Time Machine is great, but to ensure that data is really secure from hackers, you can disconnect it from the network entirely. Using external hard drives is the only sure way to keep your data out of the hands of hackers; unless they are able to steal the external device itself.
It goes without saying that users also have to take some responsibilities for their own security. This means being careful about the websites you visit, and what links you click on, and what you download. Also, watch out for suspicious looking emails and attachments. It seems obvious, but even Mattel recently fell for a $3 million phishing scam, so it can happen to anyone.

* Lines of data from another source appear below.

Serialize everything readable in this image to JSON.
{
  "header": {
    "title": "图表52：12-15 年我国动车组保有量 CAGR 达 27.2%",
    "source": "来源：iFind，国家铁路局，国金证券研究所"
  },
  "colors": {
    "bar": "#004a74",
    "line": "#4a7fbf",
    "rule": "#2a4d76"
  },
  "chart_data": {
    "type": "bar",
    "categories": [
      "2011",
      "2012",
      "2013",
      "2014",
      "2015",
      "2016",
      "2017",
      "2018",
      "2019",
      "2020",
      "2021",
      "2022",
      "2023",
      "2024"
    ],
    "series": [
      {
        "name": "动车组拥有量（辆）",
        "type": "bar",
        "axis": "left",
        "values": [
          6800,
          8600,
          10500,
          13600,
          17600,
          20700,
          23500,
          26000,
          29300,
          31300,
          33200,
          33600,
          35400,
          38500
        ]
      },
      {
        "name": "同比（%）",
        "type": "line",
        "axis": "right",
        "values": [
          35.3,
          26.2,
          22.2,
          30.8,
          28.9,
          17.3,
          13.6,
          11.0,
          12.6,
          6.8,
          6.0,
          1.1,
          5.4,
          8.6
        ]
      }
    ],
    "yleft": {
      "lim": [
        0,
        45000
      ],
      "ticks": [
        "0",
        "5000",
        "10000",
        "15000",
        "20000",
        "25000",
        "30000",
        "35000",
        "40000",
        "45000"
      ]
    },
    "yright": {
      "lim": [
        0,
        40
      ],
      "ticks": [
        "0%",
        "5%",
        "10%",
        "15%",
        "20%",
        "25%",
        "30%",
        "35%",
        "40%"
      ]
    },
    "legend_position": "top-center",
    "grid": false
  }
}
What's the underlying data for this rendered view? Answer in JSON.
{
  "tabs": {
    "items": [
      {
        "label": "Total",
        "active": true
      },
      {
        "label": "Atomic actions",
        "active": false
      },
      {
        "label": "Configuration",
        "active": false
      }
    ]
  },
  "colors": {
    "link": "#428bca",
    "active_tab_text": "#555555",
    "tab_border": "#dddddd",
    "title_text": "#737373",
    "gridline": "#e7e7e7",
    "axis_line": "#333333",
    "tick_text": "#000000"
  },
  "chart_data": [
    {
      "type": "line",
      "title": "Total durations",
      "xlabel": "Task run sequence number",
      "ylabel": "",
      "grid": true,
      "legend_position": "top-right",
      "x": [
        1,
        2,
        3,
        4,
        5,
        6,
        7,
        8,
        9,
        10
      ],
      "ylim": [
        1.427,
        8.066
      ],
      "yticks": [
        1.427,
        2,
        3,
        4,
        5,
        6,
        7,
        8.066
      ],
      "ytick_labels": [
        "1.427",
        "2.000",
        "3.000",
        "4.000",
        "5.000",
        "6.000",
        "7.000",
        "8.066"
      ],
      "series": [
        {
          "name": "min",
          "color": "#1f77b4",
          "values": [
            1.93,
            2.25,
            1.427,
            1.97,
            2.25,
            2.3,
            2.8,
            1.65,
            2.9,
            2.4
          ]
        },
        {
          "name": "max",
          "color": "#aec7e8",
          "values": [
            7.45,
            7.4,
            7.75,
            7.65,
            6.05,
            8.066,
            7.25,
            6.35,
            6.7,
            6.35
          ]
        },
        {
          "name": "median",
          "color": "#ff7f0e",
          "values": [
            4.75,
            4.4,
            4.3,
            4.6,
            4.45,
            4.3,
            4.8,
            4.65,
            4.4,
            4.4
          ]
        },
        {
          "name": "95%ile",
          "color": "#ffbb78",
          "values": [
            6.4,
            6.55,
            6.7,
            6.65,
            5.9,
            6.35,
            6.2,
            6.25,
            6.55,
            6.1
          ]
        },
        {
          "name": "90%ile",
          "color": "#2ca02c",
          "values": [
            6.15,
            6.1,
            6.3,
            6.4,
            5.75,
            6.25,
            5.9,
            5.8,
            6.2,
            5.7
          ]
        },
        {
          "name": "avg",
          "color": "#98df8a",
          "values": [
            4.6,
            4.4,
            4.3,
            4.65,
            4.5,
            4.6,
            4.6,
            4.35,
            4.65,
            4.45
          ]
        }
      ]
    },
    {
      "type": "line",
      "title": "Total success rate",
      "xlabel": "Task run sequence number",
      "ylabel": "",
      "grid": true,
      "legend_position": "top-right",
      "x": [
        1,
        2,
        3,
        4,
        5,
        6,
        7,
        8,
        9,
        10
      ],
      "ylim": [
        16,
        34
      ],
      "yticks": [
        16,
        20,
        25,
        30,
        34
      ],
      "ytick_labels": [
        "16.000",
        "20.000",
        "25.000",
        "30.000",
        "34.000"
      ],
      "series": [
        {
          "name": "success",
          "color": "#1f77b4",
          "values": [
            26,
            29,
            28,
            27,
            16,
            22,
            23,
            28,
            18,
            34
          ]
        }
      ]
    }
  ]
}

If you are at all suspicious of a website, do not chance it. The easiest way to get infected with malware is to indiscriminately click on any link and open any email, regardless of how questionable they seem.
As Macs become more popular, users have to learn to protect themselves the same way Windows PC users do.
It’s only a matter of time before Mac users have to deal with being attacked, and they are not going to have the tools in place to deal with hackers. Since Apple has not invested the time, energy, or intellect that Windows has with malware prevention and security, it actually leaves Macs more vulnerable to attacks.
Pedro Bustamante, Vice President Products & New Technologies at Malwarebytes says, "Cybercriminals are on the lookout for easy targets, and nothing could be easier than capitalizing on under- or unprotected Mac systems shrouded under a false sense of invincibility."
So, it might be a good idea to take measures upon yourself before the malware hits the fan.